Cóż, mnie tam by to wystarczyło, ale widząc, że klientka wpatruje się we mnie wyczekująco, dodaję:
[J]: ...i „Dzwoneczka”.
Tu dziecko wydało z siebie jęk bardzo dobitnie pokazujący, co sądzi o propozycji numer dwa. I znowu: opinia dość jednoznaczna, ale klientka coś kręci nosem.
[M]: A co by pani polecała dla dziecka?
Dla pewności jeszcze raz zerknęłam na dzieciaka, ale nie, nadal wygląda na jakieś osiem, może dziewięć lat - wiek w którym raczej nie wybiera się mu już bajek na zasadzie „ogarnie fabułę, czy nie ogarnie, oto jest pytanie”, bo umie samo zdecydować, na co ma ochotę. Często zdarza się, że rodzice pytają o radę (ludzie wychodzą z założenia, że oglądamy wszystko, co mamy w ofercie i nawet kupując bilety na premierę potrafią zapytać, czy film widziałam i czy dobry. Tak jakbym mogła odpowiedzieć, że nie i radzę nie kupować...), ale głównie w przypadku maluchów w wieku przedszkolnym, a nie dość dużych dzieci. Oba filmy w 2D, więc nie chodzi również o kwestię różnicy w cenie, czy męczenie oczu w okularach.
[J]: Wie pani, to zależy od tego, co dziecko lubi.
[Dz]: Ja chcę „Paddingtona”!
Klientka kręci nosem jeszcze bardziej.
[M]: Ale co jest według pani lepsze.
Tu już cierpliwość zaczyna mi się kończyć, bo ileż można, ale staram się opanować chęć nabicia biletów na przeklętego misia i wciśnięcia ich dzieciakowi w ręce. Próbuję więc „delikatną” sugestią.
[J]: Ciężko powiedzieć, oba są ponoć bardzo dobre. Najlepiej byłoby zapytać dziecko, co by wolało.
[Dz]: „Paddington”!
Pani spojrzała na dziecko, potem na mnie, jeszcze raz na malucha i rzuciła:
[M]: Pani da dwa na „Dzwoneczka”.
Dziecko było w takim szoku, że bez protestów dało się odciągnąć od kasy.

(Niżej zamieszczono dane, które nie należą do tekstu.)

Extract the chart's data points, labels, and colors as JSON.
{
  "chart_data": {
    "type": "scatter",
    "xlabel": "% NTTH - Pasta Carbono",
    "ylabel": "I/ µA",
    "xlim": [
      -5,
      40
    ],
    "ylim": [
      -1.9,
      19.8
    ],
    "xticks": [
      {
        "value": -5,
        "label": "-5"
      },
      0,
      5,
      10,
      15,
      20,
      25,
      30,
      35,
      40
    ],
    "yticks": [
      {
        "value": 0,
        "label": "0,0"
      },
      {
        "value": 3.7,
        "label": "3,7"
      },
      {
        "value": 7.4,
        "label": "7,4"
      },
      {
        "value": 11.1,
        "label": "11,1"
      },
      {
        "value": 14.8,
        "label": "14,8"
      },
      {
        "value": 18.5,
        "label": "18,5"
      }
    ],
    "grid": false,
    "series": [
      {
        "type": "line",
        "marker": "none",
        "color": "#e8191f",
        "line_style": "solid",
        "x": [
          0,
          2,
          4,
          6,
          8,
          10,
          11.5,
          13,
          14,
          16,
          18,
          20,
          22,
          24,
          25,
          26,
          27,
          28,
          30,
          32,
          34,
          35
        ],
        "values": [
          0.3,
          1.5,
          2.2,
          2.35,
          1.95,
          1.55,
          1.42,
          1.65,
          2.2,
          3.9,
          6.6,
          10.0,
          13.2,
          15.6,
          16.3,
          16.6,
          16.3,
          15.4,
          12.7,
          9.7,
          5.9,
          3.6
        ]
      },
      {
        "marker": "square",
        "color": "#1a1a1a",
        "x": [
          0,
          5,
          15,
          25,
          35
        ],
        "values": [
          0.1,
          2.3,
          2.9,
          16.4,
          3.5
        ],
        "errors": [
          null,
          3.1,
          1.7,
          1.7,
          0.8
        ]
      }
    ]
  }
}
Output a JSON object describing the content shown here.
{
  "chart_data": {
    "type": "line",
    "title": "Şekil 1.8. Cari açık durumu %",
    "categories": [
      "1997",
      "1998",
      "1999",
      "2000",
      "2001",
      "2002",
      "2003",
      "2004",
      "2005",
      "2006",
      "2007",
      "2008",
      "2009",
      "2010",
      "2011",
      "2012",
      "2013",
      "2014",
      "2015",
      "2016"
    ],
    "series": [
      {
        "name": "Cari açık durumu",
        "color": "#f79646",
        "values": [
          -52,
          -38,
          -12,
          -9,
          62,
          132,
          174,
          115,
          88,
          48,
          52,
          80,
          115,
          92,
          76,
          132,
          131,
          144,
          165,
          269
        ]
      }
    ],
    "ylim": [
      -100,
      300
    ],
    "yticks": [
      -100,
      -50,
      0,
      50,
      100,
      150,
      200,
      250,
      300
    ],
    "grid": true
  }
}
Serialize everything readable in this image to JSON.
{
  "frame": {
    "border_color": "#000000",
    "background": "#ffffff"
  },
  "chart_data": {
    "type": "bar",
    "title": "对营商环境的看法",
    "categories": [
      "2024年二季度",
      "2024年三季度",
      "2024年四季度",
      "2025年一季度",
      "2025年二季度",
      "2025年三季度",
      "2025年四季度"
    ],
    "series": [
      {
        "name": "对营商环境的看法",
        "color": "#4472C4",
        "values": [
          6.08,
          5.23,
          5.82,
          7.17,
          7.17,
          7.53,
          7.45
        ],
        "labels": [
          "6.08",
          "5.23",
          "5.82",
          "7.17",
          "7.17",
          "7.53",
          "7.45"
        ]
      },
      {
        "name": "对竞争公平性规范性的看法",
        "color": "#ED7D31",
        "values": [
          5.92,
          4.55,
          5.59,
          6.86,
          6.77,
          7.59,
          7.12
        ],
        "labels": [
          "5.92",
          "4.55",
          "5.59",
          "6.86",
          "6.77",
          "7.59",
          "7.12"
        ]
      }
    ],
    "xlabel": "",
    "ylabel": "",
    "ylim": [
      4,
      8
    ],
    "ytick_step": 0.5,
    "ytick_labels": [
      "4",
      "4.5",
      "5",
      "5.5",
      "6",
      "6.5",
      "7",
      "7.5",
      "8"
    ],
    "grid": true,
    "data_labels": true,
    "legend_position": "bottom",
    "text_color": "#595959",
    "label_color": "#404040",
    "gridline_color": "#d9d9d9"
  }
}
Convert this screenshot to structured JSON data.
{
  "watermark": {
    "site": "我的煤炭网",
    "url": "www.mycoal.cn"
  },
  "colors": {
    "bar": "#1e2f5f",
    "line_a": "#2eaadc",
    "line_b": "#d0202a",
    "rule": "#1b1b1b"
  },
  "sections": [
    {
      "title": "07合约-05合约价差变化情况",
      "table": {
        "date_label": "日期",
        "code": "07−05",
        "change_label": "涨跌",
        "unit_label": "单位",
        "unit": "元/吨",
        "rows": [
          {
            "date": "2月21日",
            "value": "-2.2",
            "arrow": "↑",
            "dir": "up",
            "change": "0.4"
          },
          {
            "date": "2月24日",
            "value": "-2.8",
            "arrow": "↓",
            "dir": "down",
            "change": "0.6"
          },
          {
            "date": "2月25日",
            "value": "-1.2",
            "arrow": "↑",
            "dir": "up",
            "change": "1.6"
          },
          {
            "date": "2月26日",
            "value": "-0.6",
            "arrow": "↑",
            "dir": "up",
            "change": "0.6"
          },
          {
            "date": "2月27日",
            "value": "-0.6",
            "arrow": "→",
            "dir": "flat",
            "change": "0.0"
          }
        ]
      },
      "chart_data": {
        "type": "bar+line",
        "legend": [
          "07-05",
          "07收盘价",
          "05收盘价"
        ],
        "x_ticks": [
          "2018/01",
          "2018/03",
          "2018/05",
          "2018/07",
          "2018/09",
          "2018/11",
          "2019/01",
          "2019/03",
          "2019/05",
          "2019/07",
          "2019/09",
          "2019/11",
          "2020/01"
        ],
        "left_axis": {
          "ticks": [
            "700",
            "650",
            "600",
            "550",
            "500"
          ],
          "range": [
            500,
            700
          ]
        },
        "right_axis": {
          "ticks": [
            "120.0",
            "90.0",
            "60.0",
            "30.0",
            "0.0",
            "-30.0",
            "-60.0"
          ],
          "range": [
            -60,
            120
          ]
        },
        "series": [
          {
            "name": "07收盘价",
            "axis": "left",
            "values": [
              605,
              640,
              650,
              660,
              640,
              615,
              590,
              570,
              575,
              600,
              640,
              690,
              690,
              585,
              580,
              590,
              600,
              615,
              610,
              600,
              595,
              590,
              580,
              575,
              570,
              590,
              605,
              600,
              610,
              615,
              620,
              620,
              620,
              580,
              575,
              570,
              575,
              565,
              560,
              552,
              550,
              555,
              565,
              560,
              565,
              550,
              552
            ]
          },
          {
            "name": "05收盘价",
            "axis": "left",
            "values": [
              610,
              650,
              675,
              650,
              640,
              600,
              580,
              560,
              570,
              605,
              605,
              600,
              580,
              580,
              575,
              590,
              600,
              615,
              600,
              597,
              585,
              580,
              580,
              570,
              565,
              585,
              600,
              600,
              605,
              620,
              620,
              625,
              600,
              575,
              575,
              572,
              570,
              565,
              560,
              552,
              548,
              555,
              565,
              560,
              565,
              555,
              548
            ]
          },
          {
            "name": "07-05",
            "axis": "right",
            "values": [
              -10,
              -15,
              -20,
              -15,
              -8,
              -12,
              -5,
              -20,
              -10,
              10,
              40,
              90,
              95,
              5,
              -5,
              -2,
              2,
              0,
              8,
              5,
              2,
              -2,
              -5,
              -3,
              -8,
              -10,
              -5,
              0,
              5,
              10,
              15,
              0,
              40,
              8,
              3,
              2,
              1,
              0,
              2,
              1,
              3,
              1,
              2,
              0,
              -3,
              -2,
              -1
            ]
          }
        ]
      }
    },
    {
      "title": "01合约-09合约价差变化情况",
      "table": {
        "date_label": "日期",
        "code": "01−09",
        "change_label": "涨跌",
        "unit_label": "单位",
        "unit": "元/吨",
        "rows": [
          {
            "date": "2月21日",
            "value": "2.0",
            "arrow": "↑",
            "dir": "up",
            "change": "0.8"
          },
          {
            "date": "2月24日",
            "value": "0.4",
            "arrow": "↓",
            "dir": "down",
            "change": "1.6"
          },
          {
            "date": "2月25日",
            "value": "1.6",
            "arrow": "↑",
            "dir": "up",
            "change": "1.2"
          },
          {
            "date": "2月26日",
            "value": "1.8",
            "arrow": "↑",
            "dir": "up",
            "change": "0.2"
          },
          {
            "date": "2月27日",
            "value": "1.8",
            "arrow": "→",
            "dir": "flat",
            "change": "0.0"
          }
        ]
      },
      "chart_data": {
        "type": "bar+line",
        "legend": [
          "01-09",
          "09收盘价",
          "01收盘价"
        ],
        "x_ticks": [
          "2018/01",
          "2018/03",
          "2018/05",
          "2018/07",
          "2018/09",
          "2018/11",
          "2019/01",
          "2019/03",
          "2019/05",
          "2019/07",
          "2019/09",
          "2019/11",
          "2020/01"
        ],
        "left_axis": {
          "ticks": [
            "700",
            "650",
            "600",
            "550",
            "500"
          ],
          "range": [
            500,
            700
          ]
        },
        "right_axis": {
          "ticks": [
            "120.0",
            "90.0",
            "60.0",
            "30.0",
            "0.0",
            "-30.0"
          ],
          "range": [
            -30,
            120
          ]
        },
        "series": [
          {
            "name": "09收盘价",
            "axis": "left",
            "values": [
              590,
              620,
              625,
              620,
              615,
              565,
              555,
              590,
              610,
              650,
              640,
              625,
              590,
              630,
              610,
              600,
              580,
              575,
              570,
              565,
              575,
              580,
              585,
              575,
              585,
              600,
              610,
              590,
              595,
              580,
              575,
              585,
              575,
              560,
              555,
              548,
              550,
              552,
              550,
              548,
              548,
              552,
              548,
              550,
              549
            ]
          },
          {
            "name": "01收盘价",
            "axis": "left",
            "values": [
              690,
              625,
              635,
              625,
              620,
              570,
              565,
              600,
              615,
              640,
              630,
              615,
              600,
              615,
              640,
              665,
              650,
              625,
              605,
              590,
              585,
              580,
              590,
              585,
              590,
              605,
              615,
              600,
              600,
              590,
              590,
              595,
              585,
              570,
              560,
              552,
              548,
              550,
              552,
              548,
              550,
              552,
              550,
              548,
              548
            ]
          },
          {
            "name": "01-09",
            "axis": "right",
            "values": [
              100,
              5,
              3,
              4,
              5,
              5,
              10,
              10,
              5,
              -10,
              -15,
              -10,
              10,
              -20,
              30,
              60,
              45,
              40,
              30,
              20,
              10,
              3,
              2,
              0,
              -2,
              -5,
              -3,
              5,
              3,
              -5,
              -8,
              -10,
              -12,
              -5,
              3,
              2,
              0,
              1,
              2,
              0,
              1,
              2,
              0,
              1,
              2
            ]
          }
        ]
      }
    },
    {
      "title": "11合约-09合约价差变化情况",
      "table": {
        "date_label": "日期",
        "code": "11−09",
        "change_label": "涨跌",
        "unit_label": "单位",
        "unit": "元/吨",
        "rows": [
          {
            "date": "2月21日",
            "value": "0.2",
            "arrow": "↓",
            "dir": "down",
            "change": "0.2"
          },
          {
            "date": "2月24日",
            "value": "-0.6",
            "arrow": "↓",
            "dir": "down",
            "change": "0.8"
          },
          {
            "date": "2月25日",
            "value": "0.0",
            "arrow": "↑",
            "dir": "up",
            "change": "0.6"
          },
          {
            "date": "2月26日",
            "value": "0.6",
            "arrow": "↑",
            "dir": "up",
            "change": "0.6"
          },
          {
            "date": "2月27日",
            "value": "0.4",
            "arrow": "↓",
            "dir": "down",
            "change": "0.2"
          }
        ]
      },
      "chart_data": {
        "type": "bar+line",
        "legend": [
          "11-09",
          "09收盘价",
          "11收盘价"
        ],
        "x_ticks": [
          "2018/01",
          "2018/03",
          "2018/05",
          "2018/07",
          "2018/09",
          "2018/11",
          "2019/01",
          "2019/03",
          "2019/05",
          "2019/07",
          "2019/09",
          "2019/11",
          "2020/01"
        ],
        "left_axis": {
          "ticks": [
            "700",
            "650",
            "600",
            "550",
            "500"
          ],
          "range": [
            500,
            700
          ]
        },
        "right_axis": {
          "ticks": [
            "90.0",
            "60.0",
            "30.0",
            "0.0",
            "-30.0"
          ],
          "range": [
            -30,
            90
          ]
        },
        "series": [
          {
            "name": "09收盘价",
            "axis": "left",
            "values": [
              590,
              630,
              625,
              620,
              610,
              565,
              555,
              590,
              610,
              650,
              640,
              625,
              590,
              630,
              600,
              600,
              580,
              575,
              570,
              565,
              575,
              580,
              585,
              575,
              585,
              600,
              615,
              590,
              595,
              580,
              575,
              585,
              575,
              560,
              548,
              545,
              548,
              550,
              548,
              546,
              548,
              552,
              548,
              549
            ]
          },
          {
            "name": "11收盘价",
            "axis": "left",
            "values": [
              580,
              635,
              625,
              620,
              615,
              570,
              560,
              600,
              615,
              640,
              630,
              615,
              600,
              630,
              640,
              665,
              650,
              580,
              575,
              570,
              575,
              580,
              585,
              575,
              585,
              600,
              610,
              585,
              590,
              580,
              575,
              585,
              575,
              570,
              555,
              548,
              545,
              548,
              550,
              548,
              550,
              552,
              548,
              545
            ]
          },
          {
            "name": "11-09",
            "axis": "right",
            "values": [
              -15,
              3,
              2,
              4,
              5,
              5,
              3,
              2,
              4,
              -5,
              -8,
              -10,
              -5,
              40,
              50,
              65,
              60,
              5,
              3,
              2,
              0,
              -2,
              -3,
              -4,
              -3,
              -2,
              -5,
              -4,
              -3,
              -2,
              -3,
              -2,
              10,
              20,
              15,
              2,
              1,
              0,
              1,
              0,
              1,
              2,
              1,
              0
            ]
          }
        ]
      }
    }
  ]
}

Ludzie, jeśli chcecie iść do kina na bajkę, nikt wam tego nie broni, to żaden wstyd, nie potrzebujecie dziecka jako zasłony dymnej. A jeśli już koniecznie chcecie ją mieć, znajdźcie przynajmniej malucha o guście zbliżonym do waszego ;)

Kino

Skomentuj (24) Pobierz ten tekst w formie obrazka
Ocena: 223 (341)

Komentarze

Momencik, trwa ładowanie komentarzy   ładowanie…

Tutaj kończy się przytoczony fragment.